Last financial year, excluding its fledgling hardware chain, its capital expenditures totalled $2.35 billion. Its chief executive, Grant O’Brien, has said the aggressive expansion of the supermarket network has now peaked.
While it is common and convenient for journalists and analysts to benchmark the two big supermarket chains’ performances against each other, over the last five years Coles itself has been inwardly focused, benchmarking its own progress against its internal goals rather than worrying about its performance relative to Woolworths. It was acutely aware of how far behind Woolworths it was – and how big the opportunity to simply improve its own performance was.
An important milestone in the restoration of Coles was passed recently when the compounding momentum of the improvements to sales and profit growth McLeod’s team has generated was reflected in a 10 per cent return on capital.

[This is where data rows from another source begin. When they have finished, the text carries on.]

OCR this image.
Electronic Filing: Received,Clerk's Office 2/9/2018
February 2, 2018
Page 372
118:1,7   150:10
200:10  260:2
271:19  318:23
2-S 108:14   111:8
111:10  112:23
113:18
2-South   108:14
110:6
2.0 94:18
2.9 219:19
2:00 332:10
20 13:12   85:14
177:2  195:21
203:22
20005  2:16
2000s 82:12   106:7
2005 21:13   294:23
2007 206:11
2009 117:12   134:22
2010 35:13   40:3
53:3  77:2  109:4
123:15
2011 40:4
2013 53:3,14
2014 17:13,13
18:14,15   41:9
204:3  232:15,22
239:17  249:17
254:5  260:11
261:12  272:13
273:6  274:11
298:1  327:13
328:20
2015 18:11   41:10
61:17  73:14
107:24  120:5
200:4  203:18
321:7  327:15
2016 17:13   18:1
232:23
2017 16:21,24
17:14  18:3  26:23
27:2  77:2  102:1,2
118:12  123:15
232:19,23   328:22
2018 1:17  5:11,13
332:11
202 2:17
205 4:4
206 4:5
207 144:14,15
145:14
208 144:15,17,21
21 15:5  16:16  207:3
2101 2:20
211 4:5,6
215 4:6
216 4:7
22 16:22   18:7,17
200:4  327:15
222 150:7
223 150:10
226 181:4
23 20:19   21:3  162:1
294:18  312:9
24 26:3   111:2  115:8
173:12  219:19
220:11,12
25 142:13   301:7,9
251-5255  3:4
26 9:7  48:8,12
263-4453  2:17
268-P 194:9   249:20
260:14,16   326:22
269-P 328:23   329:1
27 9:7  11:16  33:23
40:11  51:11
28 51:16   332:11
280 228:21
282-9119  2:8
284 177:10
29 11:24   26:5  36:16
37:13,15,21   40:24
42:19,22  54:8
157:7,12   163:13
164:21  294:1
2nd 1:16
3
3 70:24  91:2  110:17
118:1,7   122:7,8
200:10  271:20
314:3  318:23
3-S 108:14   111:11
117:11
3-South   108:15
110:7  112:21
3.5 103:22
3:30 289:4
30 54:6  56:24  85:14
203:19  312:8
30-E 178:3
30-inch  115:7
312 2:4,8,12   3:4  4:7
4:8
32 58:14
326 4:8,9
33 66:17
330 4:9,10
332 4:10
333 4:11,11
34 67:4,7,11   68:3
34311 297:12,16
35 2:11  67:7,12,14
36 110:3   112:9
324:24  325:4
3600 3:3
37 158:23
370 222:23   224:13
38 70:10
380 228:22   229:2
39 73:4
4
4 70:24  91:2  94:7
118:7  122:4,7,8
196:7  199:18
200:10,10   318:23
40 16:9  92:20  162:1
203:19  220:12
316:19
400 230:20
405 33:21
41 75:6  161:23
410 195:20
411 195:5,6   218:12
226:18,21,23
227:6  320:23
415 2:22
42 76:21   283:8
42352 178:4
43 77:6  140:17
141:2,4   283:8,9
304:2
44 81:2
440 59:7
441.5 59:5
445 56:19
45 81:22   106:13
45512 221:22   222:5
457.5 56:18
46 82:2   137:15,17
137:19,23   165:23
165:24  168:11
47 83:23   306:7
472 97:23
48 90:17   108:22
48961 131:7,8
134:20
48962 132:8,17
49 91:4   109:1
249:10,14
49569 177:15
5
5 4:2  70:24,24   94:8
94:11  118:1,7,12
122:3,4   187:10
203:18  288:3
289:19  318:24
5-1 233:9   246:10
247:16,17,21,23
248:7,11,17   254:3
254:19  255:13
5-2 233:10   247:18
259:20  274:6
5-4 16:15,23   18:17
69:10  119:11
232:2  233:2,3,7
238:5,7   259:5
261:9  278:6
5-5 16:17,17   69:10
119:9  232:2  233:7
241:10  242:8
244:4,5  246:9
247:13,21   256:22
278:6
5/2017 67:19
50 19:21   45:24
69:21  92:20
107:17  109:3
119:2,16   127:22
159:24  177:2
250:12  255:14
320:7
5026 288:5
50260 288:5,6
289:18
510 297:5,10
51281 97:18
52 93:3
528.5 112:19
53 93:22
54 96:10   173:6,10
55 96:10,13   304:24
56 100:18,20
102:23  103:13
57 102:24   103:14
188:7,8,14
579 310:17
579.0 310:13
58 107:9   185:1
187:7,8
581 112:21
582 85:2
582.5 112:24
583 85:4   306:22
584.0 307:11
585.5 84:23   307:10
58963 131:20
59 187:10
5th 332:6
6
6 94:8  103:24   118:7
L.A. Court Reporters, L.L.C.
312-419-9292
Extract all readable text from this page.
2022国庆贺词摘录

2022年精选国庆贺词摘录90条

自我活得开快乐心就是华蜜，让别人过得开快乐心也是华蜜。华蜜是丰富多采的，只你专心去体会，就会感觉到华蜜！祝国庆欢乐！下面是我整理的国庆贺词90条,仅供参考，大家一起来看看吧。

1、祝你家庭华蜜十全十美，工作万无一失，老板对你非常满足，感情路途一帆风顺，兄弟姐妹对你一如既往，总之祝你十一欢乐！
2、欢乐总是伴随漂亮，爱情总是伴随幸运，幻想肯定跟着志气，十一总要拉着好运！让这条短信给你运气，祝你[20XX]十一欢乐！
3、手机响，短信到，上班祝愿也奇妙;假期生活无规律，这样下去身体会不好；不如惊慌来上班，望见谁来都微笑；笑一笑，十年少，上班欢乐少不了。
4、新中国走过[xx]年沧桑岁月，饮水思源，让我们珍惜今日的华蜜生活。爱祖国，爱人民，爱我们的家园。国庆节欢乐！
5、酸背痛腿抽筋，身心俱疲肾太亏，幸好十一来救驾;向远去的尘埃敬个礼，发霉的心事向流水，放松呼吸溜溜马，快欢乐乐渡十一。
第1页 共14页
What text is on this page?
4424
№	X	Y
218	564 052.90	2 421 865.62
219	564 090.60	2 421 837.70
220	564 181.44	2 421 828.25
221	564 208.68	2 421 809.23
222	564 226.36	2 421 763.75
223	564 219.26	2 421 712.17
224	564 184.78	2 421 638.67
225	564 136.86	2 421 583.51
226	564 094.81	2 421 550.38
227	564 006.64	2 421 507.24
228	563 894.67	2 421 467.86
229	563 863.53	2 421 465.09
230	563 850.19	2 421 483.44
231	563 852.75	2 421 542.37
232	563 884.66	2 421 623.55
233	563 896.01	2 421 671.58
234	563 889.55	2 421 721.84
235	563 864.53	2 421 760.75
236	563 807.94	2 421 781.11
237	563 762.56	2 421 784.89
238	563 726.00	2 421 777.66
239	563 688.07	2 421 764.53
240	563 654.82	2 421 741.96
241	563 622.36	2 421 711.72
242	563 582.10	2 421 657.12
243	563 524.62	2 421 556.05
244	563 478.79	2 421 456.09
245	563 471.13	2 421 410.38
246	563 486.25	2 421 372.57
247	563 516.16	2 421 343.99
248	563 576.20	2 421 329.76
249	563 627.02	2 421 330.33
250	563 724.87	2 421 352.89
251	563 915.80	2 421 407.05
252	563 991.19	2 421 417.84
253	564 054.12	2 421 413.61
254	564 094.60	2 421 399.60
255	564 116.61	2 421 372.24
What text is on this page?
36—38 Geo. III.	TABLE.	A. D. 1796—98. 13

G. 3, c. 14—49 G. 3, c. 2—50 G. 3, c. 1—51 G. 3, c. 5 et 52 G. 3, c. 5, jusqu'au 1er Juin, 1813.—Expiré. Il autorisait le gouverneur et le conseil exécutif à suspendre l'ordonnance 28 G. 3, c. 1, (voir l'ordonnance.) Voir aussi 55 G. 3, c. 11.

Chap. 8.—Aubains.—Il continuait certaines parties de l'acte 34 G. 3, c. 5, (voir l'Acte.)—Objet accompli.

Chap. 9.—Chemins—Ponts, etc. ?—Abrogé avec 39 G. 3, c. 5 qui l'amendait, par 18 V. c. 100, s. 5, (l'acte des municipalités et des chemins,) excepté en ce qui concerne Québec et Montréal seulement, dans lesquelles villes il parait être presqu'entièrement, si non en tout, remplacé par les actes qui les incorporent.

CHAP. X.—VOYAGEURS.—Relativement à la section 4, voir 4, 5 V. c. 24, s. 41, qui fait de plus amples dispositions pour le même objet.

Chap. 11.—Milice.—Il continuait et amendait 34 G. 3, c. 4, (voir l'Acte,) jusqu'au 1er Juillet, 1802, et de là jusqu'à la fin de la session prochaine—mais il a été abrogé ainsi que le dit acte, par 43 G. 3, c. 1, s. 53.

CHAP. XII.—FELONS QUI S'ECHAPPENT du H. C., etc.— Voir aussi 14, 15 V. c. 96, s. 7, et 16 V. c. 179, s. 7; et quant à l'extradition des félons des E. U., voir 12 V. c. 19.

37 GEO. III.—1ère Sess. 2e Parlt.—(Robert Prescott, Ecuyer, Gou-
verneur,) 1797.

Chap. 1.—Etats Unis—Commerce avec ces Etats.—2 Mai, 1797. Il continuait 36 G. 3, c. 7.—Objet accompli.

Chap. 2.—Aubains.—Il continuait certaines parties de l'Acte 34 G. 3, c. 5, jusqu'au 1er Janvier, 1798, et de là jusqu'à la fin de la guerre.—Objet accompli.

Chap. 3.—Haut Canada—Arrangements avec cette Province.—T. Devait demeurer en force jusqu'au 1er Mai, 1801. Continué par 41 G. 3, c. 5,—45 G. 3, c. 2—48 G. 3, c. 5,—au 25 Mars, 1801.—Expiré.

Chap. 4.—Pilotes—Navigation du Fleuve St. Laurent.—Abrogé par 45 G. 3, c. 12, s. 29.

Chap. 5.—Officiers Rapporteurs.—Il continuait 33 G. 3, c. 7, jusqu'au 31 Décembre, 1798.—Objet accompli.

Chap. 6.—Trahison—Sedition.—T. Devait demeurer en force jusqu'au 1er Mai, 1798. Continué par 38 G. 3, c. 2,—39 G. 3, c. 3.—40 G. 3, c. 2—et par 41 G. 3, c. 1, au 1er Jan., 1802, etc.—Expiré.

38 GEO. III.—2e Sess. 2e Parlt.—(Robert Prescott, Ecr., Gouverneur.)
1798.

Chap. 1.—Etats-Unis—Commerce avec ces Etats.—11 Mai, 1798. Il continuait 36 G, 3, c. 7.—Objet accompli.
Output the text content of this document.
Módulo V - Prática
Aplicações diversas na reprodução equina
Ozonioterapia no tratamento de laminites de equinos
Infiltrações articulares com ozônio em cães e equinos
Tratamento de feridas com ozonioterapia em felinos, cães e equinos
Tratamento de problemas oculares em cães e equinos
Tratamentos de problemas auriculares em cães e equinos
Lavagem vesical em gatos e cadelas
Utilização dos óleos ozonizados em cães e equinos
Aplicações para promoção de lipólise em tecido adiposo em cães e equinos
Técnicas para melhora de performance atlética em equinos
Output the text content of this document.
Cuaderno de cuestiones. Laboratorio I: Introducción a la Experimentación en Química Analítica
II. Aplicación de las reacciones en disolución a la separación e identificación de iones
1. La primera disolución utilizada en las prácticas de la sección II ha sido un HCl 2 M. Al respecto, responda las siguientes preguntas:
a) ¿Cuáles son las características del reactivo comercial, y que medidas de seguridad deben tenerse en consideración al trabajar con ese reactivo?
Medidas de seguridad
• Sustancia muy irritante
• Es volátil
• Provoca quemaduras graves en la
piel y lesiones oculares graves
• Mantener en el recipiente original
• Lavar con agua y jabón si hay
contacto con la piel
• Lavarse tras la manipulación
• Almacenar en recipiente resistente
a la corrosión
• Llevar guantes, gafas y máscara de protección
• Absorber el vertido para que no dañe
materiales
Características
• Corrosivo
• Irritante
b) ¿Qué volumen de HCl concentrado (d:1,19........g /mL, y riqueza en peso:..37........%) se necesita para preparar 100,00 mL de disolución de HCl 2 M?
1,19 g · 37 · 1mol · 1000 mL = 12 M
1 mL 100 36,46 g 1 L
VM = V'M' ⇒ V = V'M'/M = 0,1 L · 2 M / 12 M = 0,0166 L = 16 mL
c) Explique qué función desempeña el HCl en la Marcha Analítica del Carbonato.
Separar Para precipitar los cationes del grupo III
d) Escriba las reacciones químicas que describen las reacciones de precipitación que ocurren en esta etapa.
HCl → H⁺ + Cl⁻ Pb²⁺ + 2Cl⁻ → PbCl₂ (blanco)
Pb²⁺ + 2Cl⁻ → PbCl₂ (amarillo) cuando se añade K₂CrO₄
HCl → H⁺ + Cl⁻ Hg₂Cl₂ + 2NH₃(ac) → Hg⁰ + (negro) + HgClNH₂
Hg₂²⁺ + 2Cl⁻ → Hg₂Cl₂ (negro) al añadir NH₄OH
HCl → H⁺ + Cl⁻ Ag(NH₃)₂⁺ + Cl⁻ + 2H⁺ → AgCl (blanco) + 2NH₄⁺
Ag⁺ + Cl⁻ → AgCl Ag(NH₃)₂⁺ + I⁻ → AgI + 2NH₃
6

That’s nearly twice the level of return the business was generating in 2008-09 (and more than twice the level of the profits it was generating then) and neatly encapsulates the extent of the progress Coles has made.
With the business finally generating a double-digit return on capital, most of the portfolio refreshed and Coles starting to recycle capital by selling and leasing back some of its redeveloped and new properties, it is confident that the core improvements have now been entrenched in the business and it can shift into a more expansionary mode.
The $1.1 billion investment program will fund the opening of 70 new supermarkets over the next three years, close to a 10 per cent increase in the number of supermarkets it operates today and, with the rate of stores closures diminishing, will represent net new store growth of about two or three per cent a year. The new stores will be significantly larger than those within the existing network.
The shift from introspection to controlled growth has also been punctuated by the ending of McLeod’s tenure as Coles’ chief executive to take up a broader role as Wesfarmers’ commercial director.
While the job specs haven’t been disclosed it would appear a reasonable assumption that Richard Goyder wouldn’t have contemplated offering him a sinecure and that McLeod, on the receiving end of a number of significant offshore job offers, wouldn’t have accepted one anyway.
Whatever McLeod’s new role will lead to (and there will be continuing speculation that he’s been asked to identify Wesfarmers’ next big deal) his transfer says quite clearly that he, and Wesfarmers, believe he has completed the most important phase of the once-daunting task he was given at Coles.
John Durkan, one of McLeod’s key team members at Coles (and another who’s received some significant job offers elsewhere) will preside over the next, more expansionary, phase and the deployment of the capital over the next three years.
The changing of the guard represents another signal that Coles believes it has ended one more chapter in its long history and is about to enter another.